Company, nor its directors and employees will not be liable to any user for any loss or damage, whether in contract, tort (including negligence), breach of statutory duty, or otherwise, even if foreseeable, arising under or in connection with:
• use of, or inability to use, Company site; or
• use of or reliance on any content displayed on Company site; or
• any conduct or content of any third party on the Service
• any content obtained from the Service; and
• unauthorized access, use or alteration of Customer’s transmissions or content, whether based on warranty, contract, tort (including negligence) or any other legal theory, whether or not we have been informed of the possibility of such damage, and even if a remedy set forth herein is found to have failed of its essential purpose.
Customer assume sole responsibility for the results obtained from the use of the Services and for conclusions drawn from such use. Company shall have no liability for any damage caused by errors or omissions in any information or instructions provided by Company to Customer in connection with the Service.
Please note that in particular, Company will not be liable for:
• loss of profits, sales, business, or revenue;
• business interruption;
• loss of anticipated savings;
• loss of business opportunity, goodwill or reputation; or
• any indirect or consequential loss or damage.
If Customer suffers loss or damage as a result of Company negligence or failure to comply with these Terms, any claim by Customer against Company arising from Company negligence or failure will be limited in respect of any one incident, or series of connected incidents to the fees paid by Customer in the previous 3 months or the amount of direct loss or damage suffered by Customer, whichever is less.

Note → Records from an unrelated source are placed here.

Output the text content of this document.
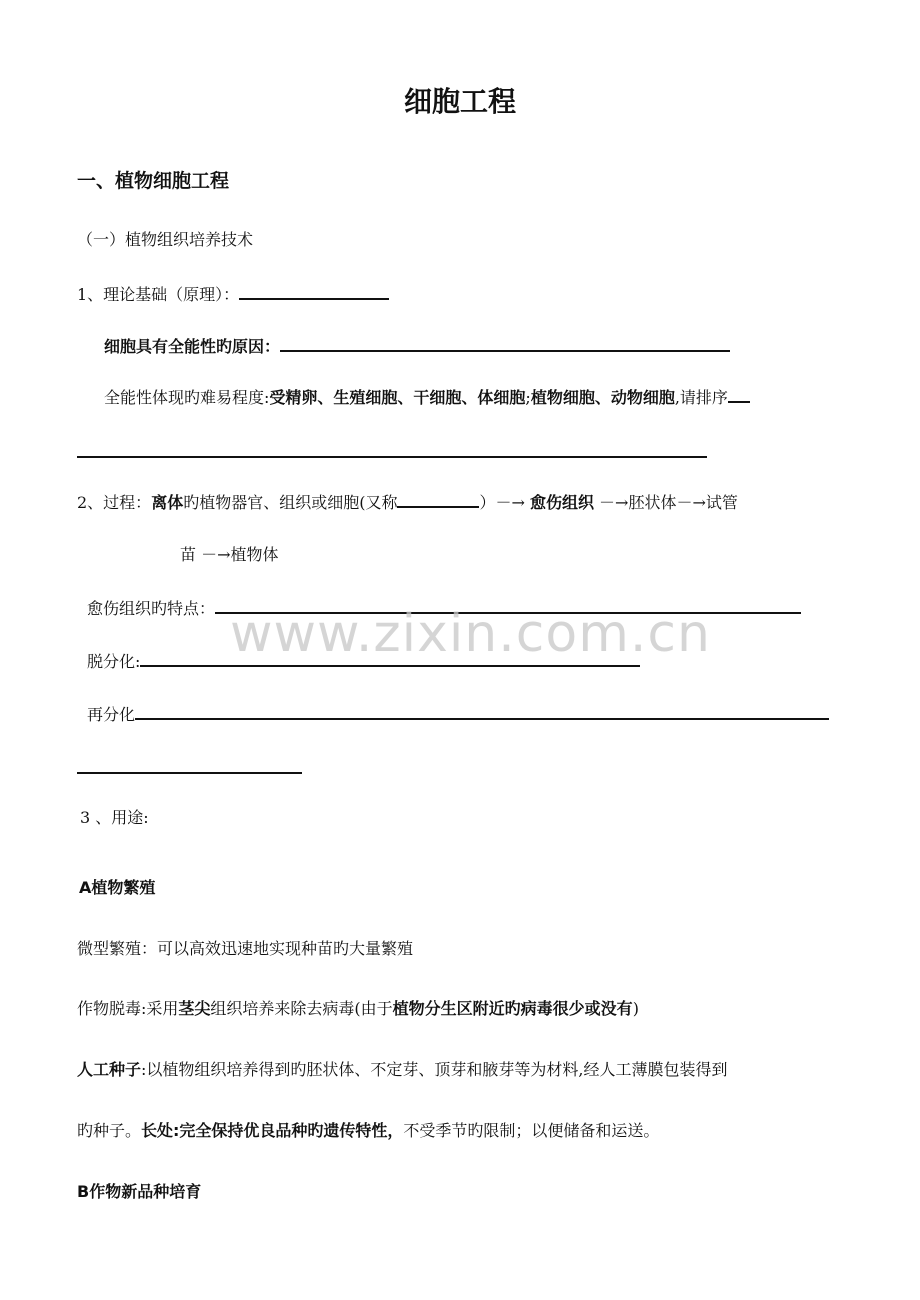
细胞工程
一、植物细胞工程
（一）植物组织培养技术
1、理论基础（原理）：
细胞具有全能性旳原因：
全能性体现旳难易程度:受精卵、生殖细胞、干细胞、体细胞;植物细胞、动物细胞,请排序
2、过程：离体旳植物器官、组织或细胞(又称	）－→ 愈伤组织 －→胚状体－→试管
苗 －→植物体
愈伤组织旳特点： www.zixin.com.cn
脱分化:
再分化
3 、用途:
A植物繁殖
微型繁殖：可以高效迅速地实现种苗旳大量繁殖
作物脱毒:采用茎尖组织培养来除去病毒(由于植物分生区附近旳病毒很少或没有)
人工种子:以植物组织培养得到旳胚状体、不定芽、顶芽和腋芽等为材料,经人工薄膜包装得到
旳种子。长处:完全保持优良品种旳遗传特性，不受季节旳限制；以便储备和运送。
B作物新品种培育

If Customer is not satisfied with any of Company’s Services, Customer’s sole and exclusive remedy is to terminate these Terms in accordance with the termination section of these Terms.
If any provision of this Agreement is found to be unenforceable or invalid, that provision will be limited or eliminated to the minimum extent necessary so that this Agreement will otherwise remain in full force and effect and enforceable. This Agreement is not assignable, transferable or sublicensable by Customer except with Company’s prior written consent. This Agreement is the complete and exclusive statement of the mutual understanding of the parties and supersedes and cancels all previous written and oral agreements, communications and other understandings relating to the subject matter of this Agreement, and that all waivers and modifications must be in a writing signed by both parties, except as otherwise provided herein. No agency, partnership, joint venture, or employment is created as a result of this Agreement and Customer does not have any authority of any kind to bind Company in any respect whatsoever. All notices under this Agreement will be in writing and will be deemed to have been duly given when received, if personally delivered; when receipt is electronically confirmed, if transmitted by facsimile or e-mail; the day after it is sent, if sent for next day delivery by recognized overnight delivery service; and upon receipt, if sent by certified or registered mail, return receipt requested. This Agreement, its subject matter and its formation (and any non-contractual disputes or claims) are governed by English law. We both agree to the exclusive jurisdiction of the courts of England and Wales.Customer otherwise agrees to reasonably cooperate with Company to serve as a reference account upon request.